Agency management is unanimous that cancelling a Christmas party would be a mistake. Tom Knox, the deputy chief executive of Delaney Lund Knox Warren & Partners, says: "In the grand scheme of things, the cost of a Christmas party is not enormous. But you have to be sensitive if you've made redundancies; huge excess would be inappropriate. However, it would be petty to scale back enormously because it's not a huge cost and people enjoy it."

Olsen agrees: "Times are hard and we thought about not having one but decided to have one - and a good one - because everyone has worked very hard this year."

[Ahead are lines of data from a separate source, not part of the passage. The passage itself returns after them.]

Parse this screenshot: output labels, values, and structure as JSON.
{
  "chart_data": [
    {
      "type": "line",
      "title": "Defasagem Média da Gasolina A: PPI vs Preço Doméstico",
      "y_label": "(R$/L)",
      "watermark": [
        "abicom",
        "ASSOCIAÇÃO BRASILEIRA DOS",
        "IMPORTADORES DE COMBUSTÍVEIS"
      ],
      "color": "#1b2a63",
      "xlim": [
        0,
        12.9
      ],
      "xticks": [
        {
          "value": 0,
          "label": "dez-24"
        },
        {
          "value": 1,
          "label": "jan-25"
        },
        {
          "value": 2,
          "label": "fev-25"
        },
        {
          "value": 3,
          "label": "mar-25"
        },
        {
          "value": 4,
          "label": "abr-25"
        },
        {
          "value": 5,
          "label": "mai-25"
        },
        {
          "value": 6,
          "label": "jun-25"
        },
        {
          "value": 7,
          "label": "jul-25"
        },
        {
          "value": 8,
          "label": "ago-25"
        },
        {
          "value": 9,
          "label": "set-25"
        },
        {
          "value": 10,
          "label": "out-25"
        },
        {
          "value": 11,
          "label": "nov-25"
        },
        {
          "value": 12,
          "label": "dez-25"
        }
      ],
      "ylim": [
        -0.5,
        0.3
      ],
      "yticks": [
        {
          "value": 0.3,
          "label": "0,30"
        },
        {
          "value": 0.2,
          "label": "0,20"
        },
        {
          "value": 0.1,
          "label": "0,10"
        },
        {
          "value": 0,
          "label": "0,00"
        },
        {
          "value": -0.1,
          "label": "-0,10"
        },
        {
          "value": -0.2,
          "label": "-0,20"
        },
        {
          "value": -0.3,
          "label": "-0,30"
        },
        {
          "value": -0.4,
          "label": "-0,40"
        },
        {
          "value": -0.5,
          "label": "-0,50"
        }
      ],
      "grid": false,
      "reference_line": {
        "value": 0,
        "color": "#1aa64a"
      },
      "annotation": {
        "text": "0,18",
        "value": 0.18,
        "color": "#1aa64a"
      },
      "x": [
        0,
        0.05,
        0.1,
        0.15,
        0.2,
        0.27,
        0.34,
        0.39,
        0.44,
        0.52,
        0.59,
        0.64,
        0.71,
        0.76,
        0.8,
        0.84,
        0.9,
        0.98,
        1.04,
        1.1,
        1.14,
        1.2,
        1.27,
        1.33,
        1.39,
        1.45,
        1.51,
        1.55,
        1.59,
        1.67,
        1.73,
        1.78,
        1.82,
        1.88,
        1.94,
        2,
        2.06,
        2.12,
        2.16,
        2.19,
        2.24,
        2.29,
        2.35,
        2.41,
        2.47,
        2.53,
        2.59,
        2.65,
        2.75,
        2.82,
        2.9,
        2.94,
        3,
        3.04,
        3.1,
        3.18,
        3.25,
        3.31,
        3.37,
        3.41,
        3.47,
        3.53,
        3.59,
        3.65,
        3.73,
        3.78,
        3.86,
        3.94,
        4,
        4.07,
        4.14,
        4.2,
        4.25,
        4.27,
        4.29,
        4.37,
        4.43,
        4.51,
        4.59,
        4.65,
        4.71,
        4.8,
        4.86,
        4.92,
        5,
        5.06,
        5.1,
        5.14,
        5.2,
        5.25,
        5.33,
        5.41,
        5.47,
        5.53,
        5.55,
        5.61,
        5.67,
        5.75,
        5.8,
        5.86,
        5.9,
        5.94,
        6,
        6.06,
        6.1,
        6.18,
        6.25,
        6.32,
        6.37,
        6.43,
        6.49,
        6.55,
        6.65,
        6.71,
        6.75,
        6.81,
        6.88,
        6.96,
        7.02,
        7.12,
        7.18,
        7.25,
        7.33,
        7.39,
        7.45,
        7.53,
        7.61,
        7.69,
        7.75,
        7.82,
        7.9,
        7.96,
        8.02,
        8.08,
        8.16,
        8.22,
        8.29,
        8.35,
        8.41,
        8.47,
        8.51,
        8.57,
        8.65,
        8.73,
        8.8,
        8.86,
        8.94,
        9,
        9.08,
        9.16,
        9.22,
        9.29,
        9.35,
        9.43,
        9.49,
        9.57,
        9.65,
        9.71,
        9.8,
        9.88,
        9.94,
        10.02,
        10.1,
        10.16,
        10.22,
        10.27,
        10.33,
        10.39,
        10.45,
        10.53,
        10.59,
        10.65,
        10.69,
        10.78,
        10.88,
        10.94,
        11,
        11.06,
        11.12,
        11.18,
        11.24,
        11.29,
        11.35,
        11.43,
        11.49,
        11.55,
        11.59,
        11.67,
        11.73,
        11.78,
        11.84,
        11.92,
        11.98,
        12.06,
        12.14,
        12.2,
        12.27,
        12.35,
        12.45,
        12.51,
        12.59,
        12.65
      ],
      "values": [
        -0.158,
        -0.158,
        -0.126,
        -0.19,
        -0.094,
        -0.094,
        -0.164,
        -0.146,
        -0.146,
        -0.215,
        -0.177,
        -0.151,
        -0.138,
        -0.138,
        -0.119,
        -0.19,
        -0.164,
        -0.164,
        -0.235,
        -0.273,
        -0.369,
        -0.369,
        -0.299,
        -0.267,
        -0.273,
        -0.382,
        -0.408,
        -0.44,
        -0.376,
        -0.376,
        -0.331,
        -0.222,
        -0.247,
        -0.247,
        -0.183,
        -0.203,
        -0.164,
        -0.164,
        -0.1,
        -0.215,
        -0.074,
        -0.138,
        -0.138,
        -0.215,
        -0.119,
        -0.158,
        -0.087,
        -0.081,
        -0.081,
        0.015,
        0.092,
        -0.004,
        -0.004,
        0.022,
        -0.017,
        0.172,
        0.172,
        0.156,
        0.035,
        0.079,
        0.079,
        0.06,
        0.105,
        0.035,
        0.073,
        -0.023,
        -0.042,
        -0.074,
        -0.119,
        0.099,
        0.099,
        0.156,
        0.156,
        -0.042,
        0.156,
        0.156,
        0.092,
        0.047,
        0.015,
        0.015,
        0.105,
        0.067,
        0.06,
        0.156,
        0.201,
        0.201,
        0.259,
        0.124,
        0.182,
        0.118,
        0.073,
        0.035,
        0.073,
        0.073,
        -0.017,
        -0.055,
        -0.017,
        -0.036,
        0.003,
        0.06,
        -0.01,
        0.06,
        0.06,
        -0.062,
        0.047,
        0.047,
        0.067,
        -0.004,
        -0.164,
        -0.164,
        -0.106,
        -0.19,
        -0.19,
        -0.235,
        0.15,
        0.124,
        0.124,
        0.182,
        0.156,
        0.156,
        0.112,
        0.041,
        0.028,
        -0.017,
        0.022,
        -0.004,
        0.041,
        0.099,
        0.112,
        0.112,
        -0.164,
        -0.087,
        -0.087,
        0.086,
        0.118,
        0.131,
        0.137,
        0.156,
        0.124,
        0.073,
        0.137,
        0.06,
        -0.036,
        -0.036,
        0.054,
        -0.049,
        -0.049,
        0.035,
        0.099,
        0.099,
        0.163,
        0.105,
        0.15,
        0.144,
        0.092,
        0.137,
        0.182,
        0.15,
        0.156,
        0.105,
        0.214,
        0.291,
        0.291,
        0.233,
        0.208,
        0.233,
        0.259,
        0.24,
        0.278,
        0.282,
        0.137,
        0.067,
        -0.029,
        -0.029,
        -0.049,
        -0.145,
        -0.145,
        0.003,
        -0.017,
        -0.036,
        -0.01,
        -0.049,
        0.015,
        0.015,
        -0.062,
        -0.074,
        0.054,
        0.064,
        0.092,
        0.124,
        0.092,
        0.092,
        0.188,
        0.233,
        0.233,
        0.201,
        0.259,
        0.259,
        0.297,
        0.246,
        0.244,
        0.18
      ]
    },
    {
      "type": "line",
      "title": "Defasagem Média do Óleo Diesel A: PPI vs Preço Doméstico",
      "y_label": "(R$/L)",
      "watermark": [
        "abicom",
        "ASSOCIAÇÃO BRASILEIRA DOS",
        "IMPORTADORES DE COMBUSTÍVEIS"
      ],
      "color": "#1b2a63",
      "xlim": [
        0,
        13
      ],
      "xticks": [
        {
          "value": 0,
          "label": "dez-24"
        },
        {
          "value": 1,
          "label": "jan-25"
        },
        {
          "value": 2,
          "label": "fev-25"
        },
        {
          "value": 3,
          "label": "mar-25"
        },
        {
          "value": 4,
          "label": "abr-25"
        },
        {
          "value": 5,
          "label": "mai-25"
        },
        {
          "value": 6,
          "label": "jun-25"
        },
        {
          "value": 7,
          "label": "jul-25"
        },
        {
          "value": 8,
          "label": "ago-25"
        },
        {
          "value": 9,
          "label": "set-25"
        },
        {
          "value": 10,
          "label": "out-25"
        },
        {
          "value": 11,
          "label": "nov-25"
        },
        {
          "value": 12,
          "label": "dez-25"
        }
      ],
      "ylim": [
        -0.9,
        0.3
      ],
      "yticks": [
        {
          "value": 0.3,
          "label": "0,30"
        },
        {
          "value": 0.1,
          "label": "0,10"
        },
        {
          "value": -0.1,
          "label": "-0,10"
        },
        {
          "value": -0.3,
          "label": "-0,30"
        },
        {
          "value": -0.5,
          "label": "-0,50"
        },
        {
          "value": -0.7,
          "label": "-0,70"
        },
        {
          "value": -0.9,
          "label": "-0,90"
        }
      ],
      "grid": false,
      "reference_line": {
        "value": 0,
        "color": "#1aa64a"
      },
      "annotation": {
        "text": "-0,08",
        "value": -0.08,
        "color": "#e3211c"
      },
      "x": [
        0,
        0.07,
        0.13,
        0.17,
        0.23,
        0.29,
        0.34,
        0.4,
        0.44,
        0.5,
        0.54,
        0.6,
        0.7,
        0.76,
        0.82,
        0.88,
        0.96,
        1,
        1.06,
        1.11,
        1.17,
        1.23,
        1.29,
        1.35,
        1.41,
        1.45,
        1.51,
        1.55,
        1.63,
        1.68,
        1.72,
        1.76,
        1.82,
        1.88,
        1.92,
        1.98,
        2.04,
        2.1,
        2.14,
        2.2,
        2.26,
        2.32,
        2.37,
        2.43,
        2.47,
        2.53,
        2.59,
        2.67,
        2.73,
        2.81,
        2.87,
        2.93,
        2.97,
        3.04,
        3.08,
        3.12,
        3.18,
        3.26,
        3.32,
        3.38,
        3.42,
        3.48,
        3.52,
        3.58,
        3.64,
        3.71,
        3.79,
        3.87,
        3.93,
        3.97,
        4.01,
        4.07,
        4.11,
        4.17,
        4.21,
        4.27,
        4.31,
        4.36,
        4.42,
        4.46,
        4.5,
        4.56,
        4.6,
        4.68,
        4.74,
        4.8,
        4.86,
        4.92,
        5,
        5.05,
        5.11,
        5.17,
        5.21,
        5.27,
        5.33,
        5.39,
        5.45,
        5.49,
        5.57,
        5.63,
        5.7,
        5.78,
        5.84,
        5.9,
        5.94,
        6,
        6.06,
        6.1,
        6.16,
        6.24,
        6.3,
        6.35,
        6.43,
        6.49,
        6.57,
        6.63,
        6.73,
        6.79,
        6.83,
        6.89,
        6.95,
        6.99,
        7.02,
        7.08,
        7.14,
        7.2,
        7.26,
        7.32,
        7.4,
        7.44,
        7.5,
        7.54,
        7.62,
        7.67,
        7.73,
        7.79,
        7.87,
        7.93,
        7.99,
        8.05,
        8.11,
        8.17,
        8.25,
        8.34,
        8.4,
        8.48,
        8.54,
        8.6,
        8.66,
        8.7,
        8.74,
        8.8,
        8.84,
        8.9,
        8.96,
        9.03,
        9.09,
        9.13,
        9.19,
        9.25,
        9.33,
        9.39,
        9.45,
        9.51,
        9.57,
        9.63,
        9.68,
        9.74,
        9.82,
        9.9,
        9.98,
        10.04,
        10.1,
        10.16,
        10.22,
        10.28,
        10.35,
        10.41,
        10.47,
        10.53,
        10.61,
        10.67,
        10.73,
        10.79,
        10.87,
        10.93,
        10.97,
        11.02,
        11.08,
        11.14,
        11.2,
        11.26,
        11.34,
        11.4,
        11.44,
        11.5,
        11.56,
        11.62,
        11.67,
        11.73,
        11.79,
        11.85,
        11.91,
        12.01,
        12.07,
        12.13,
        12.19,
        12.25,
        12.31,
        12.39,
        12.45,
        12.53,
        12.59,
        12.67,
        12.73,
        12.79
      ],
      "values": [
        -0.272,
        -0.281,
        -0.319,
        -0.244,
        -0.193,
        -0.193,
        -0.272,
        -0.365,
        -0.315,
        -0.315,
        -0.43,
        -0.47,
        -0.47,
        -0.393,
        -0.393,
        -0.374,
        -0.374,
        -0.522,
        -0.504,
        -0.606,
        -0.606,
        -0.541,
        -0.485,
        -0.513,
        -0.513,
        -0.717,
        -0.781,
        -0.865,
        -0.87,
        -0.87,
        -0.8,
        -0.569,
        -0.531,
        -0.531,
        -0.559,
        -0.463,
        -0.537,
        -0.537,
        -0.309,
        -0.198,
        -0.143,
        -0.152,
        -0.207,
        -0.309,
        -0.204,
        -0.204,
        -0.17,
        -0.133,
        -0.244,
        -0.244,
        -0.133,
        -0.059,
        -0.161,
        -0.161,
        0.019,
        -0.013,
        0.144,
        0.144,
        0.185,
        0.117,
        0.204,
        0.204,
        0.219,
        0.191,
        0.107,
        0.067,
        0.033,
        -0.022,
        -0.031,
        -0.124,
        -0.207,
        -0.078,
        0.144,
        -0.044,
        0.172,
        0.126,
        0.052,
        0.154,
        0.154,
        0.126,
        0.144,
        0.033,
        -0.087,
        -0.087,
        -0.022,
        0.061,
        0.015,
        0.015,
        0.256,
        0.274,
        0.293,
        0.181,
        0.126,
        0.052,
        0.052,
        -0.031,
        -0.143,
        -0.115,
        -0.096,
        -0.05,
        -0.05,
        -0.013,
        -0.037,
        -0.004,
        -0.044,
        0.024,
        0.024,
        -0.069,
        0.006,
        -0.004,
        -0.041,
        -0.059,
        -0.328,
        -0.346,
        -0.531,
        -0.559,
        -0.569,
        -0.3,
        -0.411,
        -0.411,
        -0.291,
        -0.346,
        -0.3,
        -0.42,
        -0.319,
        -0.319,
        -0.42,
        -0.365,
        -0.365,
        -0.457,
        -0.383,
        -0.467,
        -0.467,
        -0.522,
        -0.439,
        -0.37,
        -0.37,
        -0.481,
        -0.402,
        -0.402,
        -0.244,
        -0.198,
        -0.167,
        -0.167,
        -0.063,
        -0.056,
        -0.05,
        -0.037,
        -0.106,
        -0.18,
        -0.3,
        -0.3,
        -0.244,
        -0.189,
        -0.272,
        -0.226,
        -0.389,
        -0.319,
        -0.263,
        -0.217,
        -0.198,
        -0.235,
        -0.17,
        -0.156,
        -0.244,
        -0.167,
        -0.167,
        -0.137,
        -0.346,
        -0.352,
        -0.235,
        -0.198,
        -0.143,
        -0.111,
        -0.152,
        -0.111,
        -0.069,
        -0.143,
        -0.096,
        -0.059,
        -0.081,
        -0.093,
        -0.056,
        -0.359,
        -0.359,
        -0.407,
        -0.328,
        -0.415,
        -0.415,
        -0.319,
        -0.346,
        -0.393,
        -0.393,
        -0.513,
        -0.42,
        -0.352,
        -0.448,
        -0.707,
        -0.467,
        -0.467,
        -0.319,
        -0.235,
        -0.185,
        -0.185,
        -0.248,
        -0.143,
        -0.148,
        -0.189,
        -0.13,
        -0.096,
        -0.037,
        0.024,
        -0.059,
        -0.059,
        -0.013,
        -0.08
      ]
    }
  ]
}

"It's been a tough year, but people deserve a good old knees-up at our expense," is the sentiment of Grant Duncan, Publicis' joint chief executive.

The agency held a Moulin Rouge-themed party on the Embankment.

Several agencies, including Rainey Kelly Campbell Roalfe/Y&R and Bartle Bogle Hegarty, guarded the details of their Christmas parties because they were planning a big surprise for staff. But Campaign's ring round uncovered that there's less to distinguish adland's finest than many had thought before. Both BMP DDB and TBWA/London planned a panto based on Aladdin. TBWA's will be a management-acted version called A Lad In Advertising, and has been written by the chairman, Trevor Beattie.

Some agencies use the Christmas party to raise money for charity. At BMP, staff had to pay £6 to watch the panto, which will then go to charity.

BHO's donation was a little more imaginative, however.

Staff have been paying to vote which member of its management team it would like to see perform the David Brent dance on the night of the Christmas party. Olsen is sure staff will pick him, but is trying to steer the vote by offering to donate an extra £1 for every vote directed at Paul Houlding, the agency's new-business director.

So it transpires agency management across the advertising world has not used the recession as an excuse to cancel the Christmas party and avoid every chief executive's annual nightmare: the alcohol-fuelled bravado of staff telling them what's wrong with the agency, using a finger-stabbing gesture and the line "and another thing ...".